Tilson goes on to tell stories coming out of Teach for America teachers about how horrible the system is with kids roaming the halls all over the place. The Tilson Klein vs. Cashin debate is a straw man, there being no choice, both being top-down centrally managed, though from a different location.

My retired teacher friend defended Cashin on Tilson’s blog:
“Maybe part of the reason is a curriculum that is mostly smoke, mirrors and jargon that makes absolutely no connection to kids, especially middle schoolers. If Cashin is "a total control freak" and runs her district with an “iron fist," what do you think Neutron Jack Welch taught all the newbie principals at the Leadership Academy? There is plenty of talent in the NYC school system and it is not restricted to charter schools — (who by the way play with a rigged deck because they can skim quality students).
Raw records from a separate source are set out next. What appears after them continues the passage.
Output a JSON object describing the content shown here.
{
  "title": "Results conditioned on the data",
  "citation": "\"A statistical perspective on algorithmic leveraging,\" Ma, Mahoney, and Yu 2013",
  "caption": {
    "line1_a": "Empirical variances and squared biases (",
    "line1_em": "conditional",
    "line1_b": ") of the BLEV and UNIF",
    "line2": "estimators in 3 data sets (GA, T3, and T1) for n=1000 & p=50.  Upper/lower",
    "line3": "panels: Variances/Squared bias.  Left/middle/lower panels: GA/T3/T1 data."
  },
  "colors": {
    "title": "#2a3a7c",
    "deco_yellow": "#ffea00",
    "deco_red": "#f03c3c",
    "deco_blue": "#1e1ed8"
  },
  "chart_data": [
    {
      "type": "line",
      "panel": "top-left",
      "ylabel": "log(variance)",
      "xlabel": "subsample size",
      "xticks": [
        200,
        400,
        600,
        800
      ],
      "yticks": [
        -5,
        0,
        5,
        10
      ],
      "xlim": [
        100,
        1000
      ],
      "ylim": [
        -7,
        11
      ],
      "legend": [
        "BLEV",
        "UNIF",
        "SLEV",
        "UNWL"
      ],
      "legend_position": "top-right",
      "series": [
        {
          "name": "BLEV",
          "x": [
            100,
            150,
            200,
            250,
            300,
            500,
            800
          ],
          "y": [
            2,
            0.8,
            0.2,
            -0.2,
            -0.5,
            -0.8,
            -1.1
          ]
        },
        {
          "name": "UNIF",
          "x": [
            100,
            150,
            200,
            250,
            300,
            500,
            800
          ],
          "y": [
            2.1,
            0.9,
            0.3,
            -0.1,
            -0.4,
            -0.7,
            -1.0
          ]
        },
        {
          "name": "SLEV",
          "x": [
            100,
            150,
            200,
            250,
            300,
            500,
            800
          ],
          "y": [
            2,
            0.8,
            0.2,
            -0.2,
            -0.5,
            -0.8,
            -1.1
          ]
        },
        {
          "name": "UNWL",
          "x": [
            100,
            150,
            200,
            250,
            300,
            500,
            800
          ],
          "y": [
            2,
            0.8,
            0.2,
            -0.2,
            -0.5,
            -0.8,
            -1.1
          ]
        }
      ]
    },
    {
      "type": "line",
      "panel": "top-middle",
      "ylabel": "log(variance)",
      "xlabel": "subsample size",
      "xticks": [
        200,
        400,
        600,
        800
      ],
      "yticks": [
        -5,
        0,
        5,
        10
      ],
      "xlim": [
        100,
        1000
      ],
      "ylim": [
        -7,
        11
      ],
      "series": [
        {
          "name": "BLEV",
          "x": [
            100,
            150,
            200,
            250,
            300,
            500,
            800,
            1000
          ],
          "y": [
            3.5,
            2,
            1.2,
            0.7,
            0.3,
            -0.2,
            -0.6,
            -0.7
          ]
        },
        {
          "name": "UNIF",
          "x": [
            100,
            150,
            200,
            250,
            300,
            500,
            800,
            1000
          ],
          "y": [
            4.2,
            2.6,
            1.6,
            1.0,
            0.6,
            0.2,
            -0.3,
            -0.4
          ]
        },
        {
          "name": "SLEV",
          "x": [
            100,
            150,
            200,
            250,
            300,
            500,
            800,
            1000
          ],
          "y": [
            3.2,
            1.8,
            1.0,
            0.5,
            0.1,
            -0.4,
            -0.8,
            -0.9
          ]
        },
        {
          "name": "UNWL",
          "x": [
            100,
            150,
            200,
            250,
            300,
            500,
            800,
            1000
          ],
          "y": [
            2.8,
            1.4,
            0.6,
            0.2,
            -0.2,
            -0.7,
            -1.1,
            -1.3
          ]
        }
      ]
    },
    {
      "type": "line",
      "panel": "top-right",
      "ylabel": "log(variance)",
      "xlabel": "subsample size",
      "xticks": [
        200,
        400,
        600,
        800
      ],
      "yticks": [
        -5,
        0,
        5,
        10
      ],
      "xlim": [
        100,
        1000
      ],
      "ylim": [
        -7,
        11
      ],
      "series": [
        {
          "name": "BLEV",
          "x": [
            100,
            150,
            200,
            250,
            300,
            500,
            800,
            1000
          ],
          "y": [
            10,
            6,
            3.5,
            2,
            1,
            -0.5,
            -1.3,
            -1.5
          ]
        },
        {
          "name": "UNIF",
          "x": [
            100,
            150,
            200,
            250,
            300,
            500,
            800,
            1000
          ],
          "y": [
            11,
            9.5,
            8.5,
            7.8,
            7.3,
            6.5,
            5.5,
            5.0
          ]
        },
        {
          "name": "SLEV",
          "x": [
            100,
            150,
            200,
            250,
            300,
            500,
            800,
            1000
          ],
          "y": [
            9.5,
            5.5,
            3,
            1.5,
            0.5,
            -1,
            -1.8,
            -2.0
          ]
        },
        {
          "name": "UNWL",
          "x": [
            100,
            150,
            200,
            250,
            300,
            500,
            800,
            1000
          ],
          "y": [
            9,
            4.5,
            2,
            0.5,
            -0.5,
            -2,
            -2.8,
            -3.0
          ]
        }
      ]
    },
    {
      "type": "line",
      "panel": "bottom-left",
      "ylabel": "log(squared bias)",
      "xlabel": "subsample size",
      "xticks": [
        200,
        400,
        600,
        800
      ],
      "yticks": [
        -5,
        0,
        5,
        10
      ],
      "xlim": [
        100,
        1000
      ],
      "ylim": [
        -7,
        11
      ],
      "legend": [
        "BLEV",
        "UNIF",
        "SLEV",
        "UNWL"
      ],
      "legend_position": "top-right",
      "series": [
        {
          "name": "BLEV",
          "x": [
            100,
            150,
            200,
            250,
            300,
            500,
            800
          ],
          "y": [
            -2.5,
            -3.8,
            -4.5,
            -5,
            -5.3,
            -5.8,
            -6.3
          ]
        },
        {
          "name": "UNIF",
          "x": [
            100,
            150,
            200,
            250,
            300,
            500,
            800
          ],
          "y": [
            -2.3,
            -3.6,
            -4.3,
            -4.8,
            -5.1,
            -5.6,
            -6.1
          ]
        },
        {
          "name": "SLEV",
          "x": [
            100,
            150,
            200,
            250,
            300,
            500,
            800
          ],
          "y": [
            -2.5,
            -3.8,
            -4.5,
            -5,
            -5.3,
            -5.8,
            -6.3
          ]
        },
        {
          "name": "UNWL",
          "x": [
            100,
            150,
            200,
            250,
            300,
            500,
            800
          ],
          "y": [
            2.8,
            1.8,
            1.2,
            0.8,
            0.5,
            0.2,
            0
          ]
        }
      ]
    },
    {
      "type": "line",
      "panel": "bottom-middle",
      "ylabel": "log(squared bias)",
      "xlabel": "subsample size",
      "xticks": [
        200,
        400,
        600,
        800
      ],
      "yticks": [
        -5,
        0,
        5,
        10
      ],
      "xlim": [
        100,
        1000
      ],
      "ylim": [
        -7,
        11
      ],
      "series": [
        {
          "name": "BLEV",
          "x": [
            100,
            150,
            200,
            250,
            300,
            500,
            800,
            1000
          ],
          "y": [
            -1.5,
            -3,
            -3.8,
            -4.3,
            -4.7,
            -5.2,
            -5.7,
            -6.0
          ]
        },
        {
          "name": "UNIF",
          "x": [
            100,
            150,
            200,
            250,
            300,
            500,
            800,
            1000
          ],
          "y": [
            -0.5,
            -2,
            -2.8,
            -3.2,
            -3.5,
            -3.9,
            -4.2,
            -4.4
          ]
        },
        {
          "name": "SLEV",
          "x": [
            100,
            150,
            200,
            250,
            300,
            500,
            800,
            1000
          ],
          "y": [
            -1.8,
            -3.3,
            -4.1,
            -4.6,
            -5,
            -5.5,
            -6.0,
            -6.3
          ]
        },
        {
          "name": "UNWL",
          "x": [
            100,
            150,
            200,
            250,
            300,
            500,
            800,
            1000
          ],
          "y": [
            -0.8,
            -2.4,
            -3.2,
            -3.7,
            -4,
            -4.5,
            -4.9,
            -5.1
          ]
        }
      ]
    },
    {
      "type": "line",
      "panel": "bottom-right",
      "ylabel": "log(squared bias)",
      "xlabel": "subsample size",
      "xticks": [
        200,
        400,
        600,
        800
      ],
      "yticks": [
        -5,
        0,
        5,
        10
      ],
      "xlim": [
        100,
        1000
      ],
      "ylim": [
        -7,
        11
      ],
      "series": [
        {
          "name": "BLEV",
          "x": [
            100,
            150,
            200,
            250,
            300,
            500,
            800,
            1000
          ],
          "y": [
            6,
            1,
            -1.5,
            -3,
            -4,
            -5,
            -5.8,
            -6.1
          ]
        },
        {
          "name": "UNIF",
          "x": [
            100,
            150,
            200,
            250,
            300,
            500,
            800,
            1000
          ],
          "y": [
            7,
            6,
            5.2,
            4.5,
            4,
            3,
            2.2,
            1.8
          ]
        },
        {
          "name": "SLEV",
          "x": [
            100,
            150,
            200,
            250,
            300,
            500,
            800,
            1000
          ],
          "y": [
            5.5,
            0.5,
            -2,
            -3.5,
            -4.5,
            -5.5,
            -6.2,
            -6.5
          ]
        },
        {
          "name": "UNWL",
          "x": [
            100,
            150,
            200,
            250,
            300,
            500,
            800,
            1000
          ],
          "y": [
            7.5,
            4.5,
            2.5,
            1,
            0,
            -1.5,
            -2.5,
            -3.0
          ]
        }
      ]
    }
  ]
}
“To say that Cashin's way is inferior to Klein's just doesn't wash. Klein has NO WAY. There is no thought with going from the regional plan to empowerment. The only thought is that the old way is not working. (For this I give him credit). The sad part is that great damage is being done with a literacy program that makes very little connection to the majority of kids in the system. It is heavy on structure with no content. Without engaging content you lose the interest of the kids-especially the middle schoolers who are failing at ever increasing rates. These are the kids who are roaming the halls of your Teach For America folks' halls. I get the impression from the Times' article that Cashin relies on content and methodology that has proven effective, especially in her districts

"For a guy who is a financial whiz has it ever occurred to you how much the city is getting ripped off by Columbia Teacher's College and how much teaching time is being lost to send people there for training?”

Get those daisy petals out. Cashin-Klein-Cashin-Klein-Cashin-Klein. Having had some “issues” with Cashin in the past, here I find myself in the position of almost defending her system of education, which I worked under in District 14 and grew to despise, an indication of how BloomKlein have alienated just about anyone who was ever been truly involved with teaching. I’ve always been for maximum teacher power and input in making educational decisions.

I’m trying not to gag over the fact that Cashin vs. Klein might be our choices of how schools should be run. That my union, the UFT, plays in this “no power for teachers” game sends me searching for a giant bottle of Pepto.